Atamañuk won the PanAm Championships in Brazil in 2019. He also made B finals in both the KL2 and VL3 at the ICF world championships in Hungary.

He will contest both classes in Szeged next month. Va’a will make its Paralympic debut in Tokyo, and that’s where the Argentinian believes he has the strongest chance of qualifying for the Games.

“In the last championships the VL3 final B race was very close, and with few tenth of seconds less, I can gain many positions,” he said.

“I have re-watched and analysed this race many times, and the finish of the race was my weakness. That is one of point I have been training since then.

“I would like to try this year to reach the A final in both kayak and va’a. And once I reach the final, dream a bit more, and dream about the podium. But of course, the quota of Tokyo is the first step.”
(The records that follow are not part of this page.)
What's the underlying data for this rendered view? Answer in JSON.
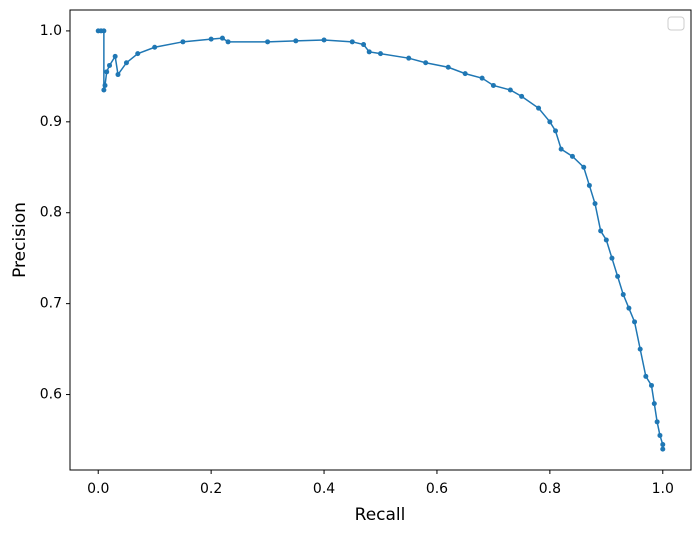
{
  "chart_data": {
    "type": "line",
    "xlabel": "Recall",
    "ylabel": "Precision",
    "x": [
      0,
      0.005,
      0.01,
      0.01,
      0.012,
      0.015,
      0.02,
      0.03,
      0.035,
      0.05,
      0.07,
      0.1,
      0.15,
      0.2,
      0.22,
      0.23,
      0.3,
      0.35,
      0.4,
      0.45,
      0.47,
      0.48,
      0.5,
      0.55,
      0.58,
      0.62,
      0.65,
      0.68,
      0.7,
      0.73,
      0.75,
      0.78,
      0.8,
      0.81,
      0.82,
      0.84,
      0.86,
      0.87,
      0.88,
      0.89,
      0.9,
      0.91,
      0.92,
      0.93,
      0.94,
      0.95,
      0.96,
      0.97,
      0.98,
      0.985,
      0.99,
      0.995,
      1,
      1
    ],
    "values": [
      1,
      1,
      1,
      0.935,
      0.94,
      0.955,
      0.962,
      0.972,
      0.952,
      0.965,
      0.975,
      0.982,
      0.988,
      0.991,
      0.992,
      0.988,
      0.988,
      0.989,
      0.99,
      0.988,
      0.985,
      0.977,
      0.975,
      0.97,
      0.965,
      0.96,
      0.953,
      0.948,
      0.94,
      0.935,
      0.928,
      0.915,
      0.9,
      0.89,
      0.87,
      0.862,
      0.85,
      0.83,
      0.81,
      0.78,
      0.77,
      0.75,
      0.73,
      0.71,
      0.695,
      0.68,
      0.65,
      0.62,
      0.61,
      0.59,
      0.57,
      0.555,
      0.545,
      0.54
    ],
    "color": "#1f77b4",
    "xlim": [
      -0.05,
      1.05
    ],
    "ylim": [
      0.517,
      1.023
    ],
    "xticks": [
      {
        "value": 0,
        "label": "0.0"
      },
      0.2,
      0.4,
      0.6,
      0.8,
      {
        "value": 1,
        "label": "1.0"
      }
    ],
    "yticks": [
      0.6,
      0.7,
      0.8,
      0.9,
      {
        "value": 1,
        "label": "1.0"
      }
    ],
    "grid": false
  }
}
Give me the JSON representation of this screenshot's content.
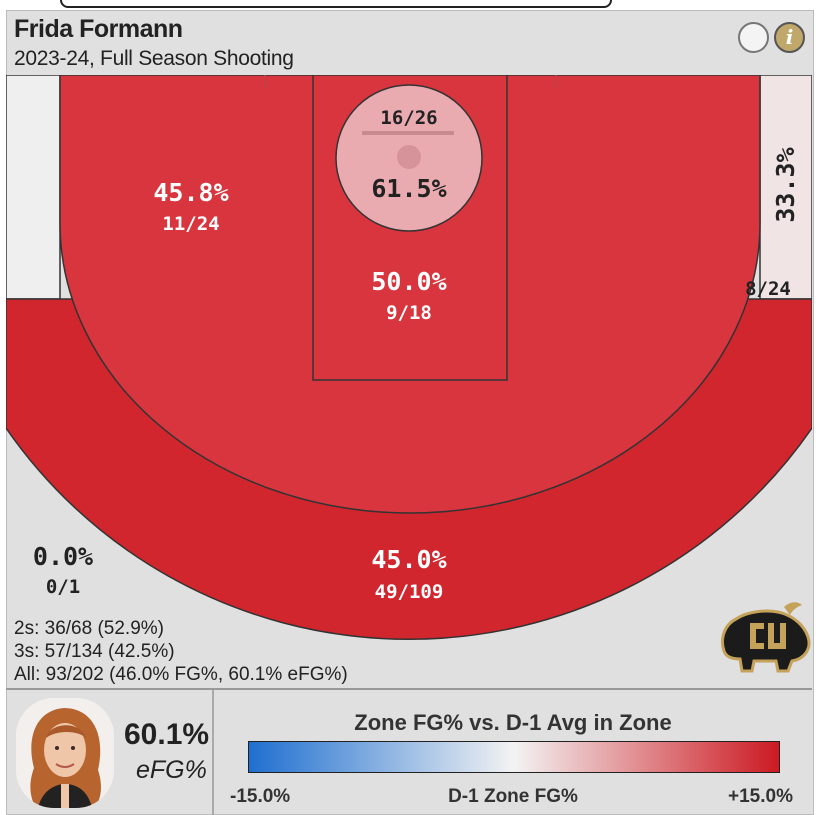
{
  "player": {
    "name": "Frida Formann",
    "season": "2023-24, Full Season Shooting"
  },
  "header": {
    "info_icon": "info-icon",
    "toggle_icon": "circle-toggle-icon"
  },
  "chart_data": {
    "type": "heatmap",
    "zones": [
      {
        "zone": "restricted-area",
        "pct": "61.5%",
        "made": "16/26",
        "fill": "#e9aab0",
        "text_color": "#222222"
      },
      {
        "zone": "paint",
        "pct": "50.0%",
        "made": "9/18",
        "fill": "#d9353e",
        "text_color": "#ffffff"
      },
      {
        "zone": "mid-range",
        "pct": "45.8%",
        "made": "11/24",
        "fill": "#d9353e",
        "text_color": "#ffffff"
      },
      {
        "zone": "right-corner-three",
        "pct": "33.3%",
        "made": "8/24",
        "fill": "#f1e4e4",
        "text_color": "#222222"
      },
      {
        "zone": "above-break-three",
        "pct": "45.0%",
        "made": "49/109",
        "fill": "#d1262e",
        "text_color": "#ffffff"
      },
      {
        "zone": "left-corner-three",
        "pct": "0.0%",
        "made": "0/1",
        "fill": "#efefef",
        "text_color": "#222222"
      }
    ]
  },
  "totals": {
    "twos": "2s: 36/68 (52.9%)",
    "threes": "3s: 57/134 (42.5%)",
    "all": "All: 93/202 (46.0% FG%, 60.1% eFG%)"
  },
  "team_logo": "buffalo-logo",
  "efg": {
    "value": "60.1%",
    "label": "eFG%"
  },
  "legend": {
    "title": "Zone FG% vs. D-1 Avg in Zone",
    "min": "-15.0%",
    "center": "D-1 Zone FG%",
    "max": "+15.0%",
    "color_low": "#1f6fd0",
    "color_mid": "#f3f3f3",
    "color_high": "#cc1a22"
  }
}
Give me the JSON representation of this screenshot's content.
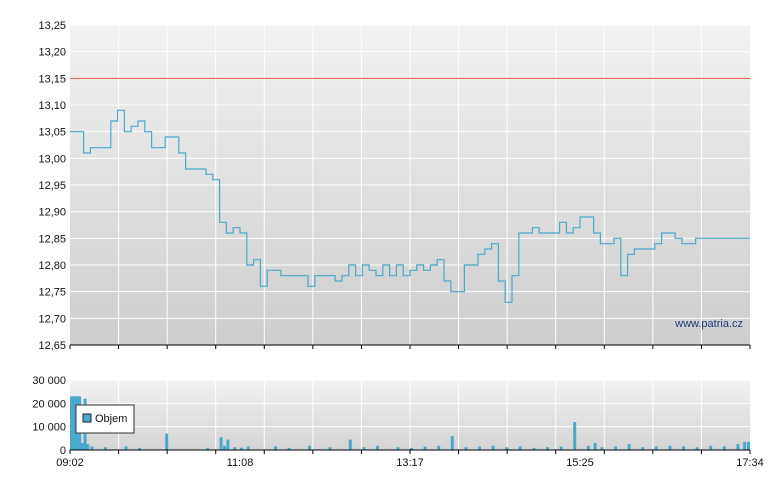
{
  "chart_data": [
    {
      "type": "line",
      "title": "",
      "xlabel": "",
      "ylabel": "",
      "ylim": [
        12.65,
        13.25
      ],
      "yticks": [
        "13,25",
        "13,20",
        "13,15",
        "13,10",
        "13,05",
        "13,00",
        "12,95",
        "12,90",
        "12,85",
        "12,80",
        "12,75",
        "12,70",
        "12,65"
      ],
      "reference_line": {
        "value": 13.15,
        "color": "#e05a4a"
      },
      "line_color": "#4aa8cc",
      "grid": true,
      "watermark": "www.patria.cz",
      "series": [
        {
          "x": [
            0,
            0.02,
            0.03,
            0.06,
            0.07,
            0.08,
            0.09,
            0.1,
            0.11,
            0.12,
            0.14,
            0.16,
            0.17,
            0.19,
            0.2,
            0.21,
            0.22,
            0.23,
            0.24,
            0.25,
            0.26,
            0.27,
            0.28,
            0.29,
            0.3,
            0.31,
            0.33,
            0.35,
            0.36,
            0.37,
            0.39,
            0.4,
            0.41,
            0.42,
            0.43,
            0.44,
            0.45,
            0.46,
            0.47,
            0.48,
            0.49,
            0.5,
            0.51,
            0.52,
            0.53,
            0.54,
            0.55,
            0.56,
            0.57,
            0.58,
            0.59,
            0.6,
            0.61,
            0.62,
            0.63,
            0.64,
            0.65,
            0.66,
            0.67,
            0.68,
            0.69,
            0.7,
            0.71,
            0.72,
            0.73,
            0.74,
            0.75,
            0.76,
            0.77,
            0.78,
            0.79,
            0.8,
            0.81,
            0.82,
            0.83,
            0.84,
            0.85,
            0.86,
            0.87,
            0.88,
            0.89,
            0.9,
            0.91,
            0.92,
            0.93,
            0.94,
            0.95,
            0.96,
            0.97,
            0.98,
            0.99,
            1.0
          ],
          "y": [
            13.05,
            13.01,
            13.02,
            13.07,
            13.09,
            13.05,
            13.06,
            13.07,
            13.05,
            13.02,
            13.04,
            13.01,
            12.98,
            12.98,
            12.97,
            12.96,
            12.88,
            12.86,
            12.87,
            12.86,
            12.8,
            12.81,
            12.76,
            12.79,
            12.79,
            12.78,
            12.78,
            12.76,
            12.78,
            12.78,
            12.77,
            12.78,
            12.8,
            12.78,
            12.8,
            12.79,
            12.78,
            12.8,
            12.78,
            12.8,
            12.78,
            12.79,
            12.8,
            12.79,
            12.8,
            12.81,
            12.77,
            12.75,
            12.75,
            12.8,
            12.8,
            12.82,
            12.83,
            12.84,
            12.77,
            12.73,
            12.78,
            12.86,
            12.86,
            12.87,
            12.86,
            12.86,
            12.86,
            12.88,
            12.86,
            12.87,
            12.89,
            12.89,
            12.86,
            12.84,
            12.84,
            12.85,
            12.78,
            12.82,
            12.83,
            12.83,
            12.83,
            12.84,
            12.86,
            12.86,
            12.85,
            12.84,
            12.84,
            12.85,
            12.85,
            12.85,
            12.85,
            12.85,
            12.85,
            12.85,
            12.85,
            12.85
          ]
        }
      ]
    },
    {
      "type": "bar",
      "title": "",
      "xlabel": "",
      "ylabel": "",
      "ylim": [
        0,
        30000
      ],
      "yticks": [
        "30 000",
        "20 000",
        "10 000",
        "0"
      ],
      "xticks": [
        "09:02",
        "11:08",
        "13:17",
        "15:25",
        "17:34"
      ],
      "bar_color": "#4aa8cc",
      "grid": true,
      "legend": {
        "label": "Objem",
        "position": "top-left"
      },
      "series": [
        {
          "name": "Objem",
          "x": [
            0.0,
            0.004,
            0.008,
            0.012,
            0.016,
            0.02,
            0.024,
            0.03,
            0.05,
            0.08,
            0.1,
            0.14,
            0.2,
            0.22,
            0.225,
            0.23,
            0.24,
            0.25,
            0.26,
            0.3,
            0.32,
            0.35,
            0.38,
            0.41,
            0.43,
            0.45,
            0.48,
            0.5,
            0.52,
            0.54,
            0.56,
            0.58,
            0.6,
            0.62,
            0.64,
            0.66,
            0.68,
            0.7,
            0.72,
            0.74,
            0.76,
            0.77,
            0.78,
            0.8,
            0.82,
            0.84,
            0.86,
            0.88,
            0.9,
            0.92,
            0.94,
            0.96,
            0.98,
            0.99,
            1.0
          ],
          "y": [
            23000,
            23000,
            23000,
            23000,
            3000,
            22000,
            2500,
            1500,
            1200,
            1500,
            900,
            7000,
            900,
            5500,
            1800,
            4500,
            1200,
            1000,
            1500,
            1500,
            900,
            1800,
            1200,
            4500,
            1200,
            1800,
            1200,
            900,
            1500,
            1800,
            6000,
            1200,
            1500,
            1800,
            1200,
            1500,
            900,
            1200,
            1500,
            12000,
            1800,
            3000,
            1200,
            1500,
            2500,
            1200,
            1500,
            1800,
            1500,
            1200,
            1800,
            1500,
            2500,
            3500,
            3500
          ]
        }
      ]
    }
  ]
}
The lead-up to the Paralympic qualifiers have been anything but usual. Forced into lockdown in the same week he was selected on Argentina’s national paracanoe team, he switched his training from the water to an ergometer in his home gym.

The training during the pandemic for me was very good

He thought, like everyone else, it would just be a minor blip, and soon he would be back on the water. But weeks turned into a month, and then a month turned into months. Nothing was normal anymore, and athletes all over the world had to adapt.
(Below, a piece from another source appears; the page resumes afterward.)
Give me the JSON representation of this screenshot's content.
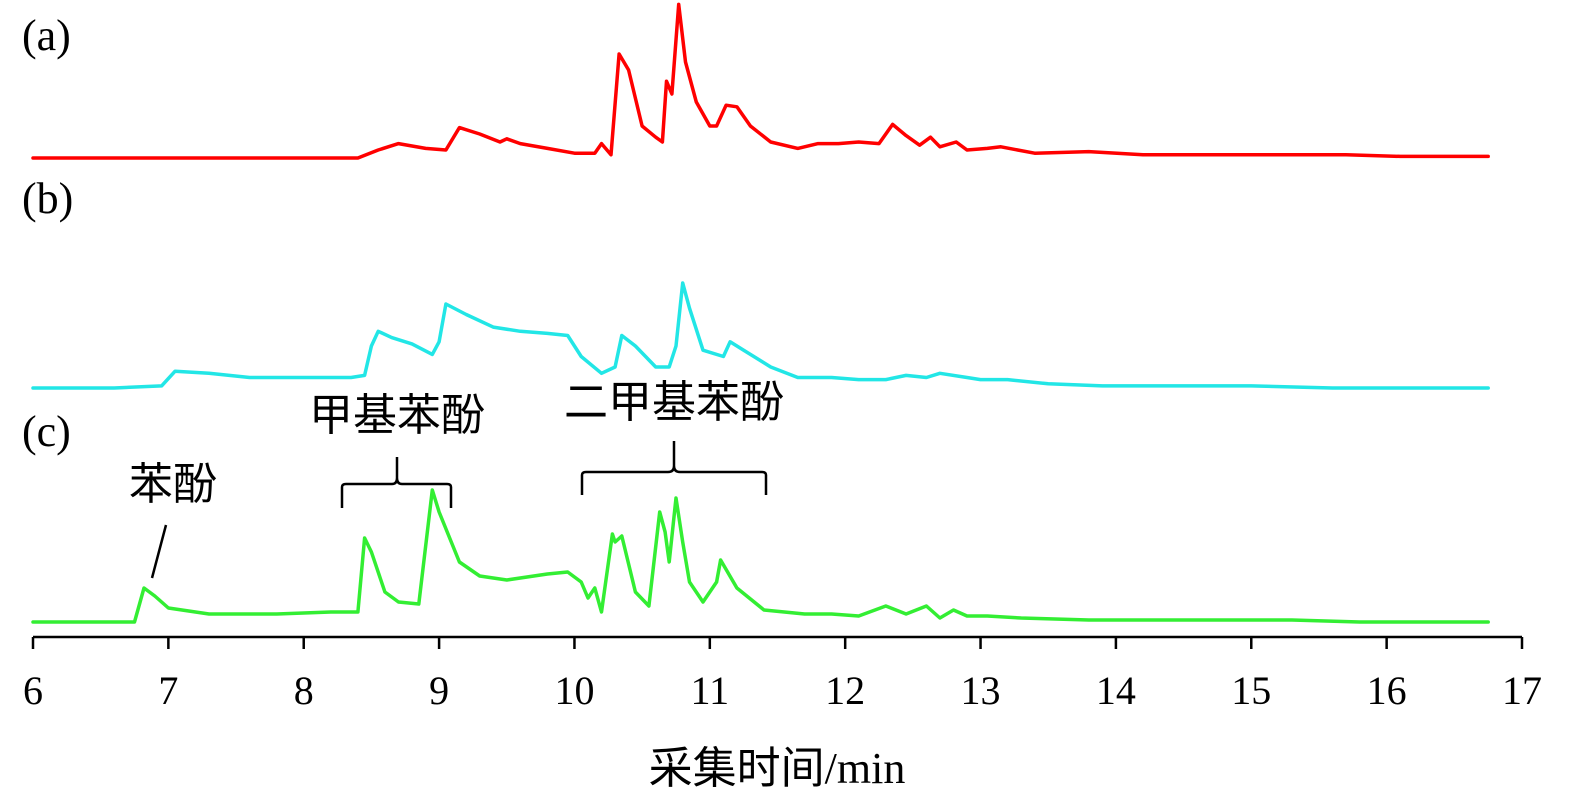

“At home I was following the training plan of Coach Alejandro Druziuk, he was giving every week the training plan of the week,” he recalls.

“We were in constant communication. I was sending him videos, and he was correcting me. But it was a long lockdown. Nobody was expecting that, we thought it was going to be just a couple of weeks.

“It was necessary to take care, to have proper training. It was not easy, as I was alone at home, my wife was working in Colombia as a blue helmet. Well, not totally alone as I have my small dog. I have some picture of my little dog training, the dog on my back when I was doing push-ups...

“I think that the training during the pandemic for me was very good. For the mind, for the overall health, I was being careful with the food, trying to reduce the fat part as much as possible, and it is difficult because there is always food at home!”

So next month Ariel Atamañuk joins athletes from all over the world on a journey into the great unknown. No two athletes have had the same build-up to these Paralympic qualifiers.

Some have had almost no disruption. Others have barely been able to get onto the water. But like so many paracanoe athletes, Ariel Atamañuk only has to pause to remember his journey so far to find the inspiration to push on.

“At the moment of the accident, there were a lot of people visiting and your mind is occupied,” he said.

“But when you’re at home alone, this is a difficult struggle. We decided that we will win this fight together. Viviana likes to remind me how we were at the time, and how we are now, and how we fought together to get better together.

“We grew very strong during this time.”

The ICF paracanoe world cup and Paralympic qualifiers will be held in Szeged, Hungary, from May 13-15.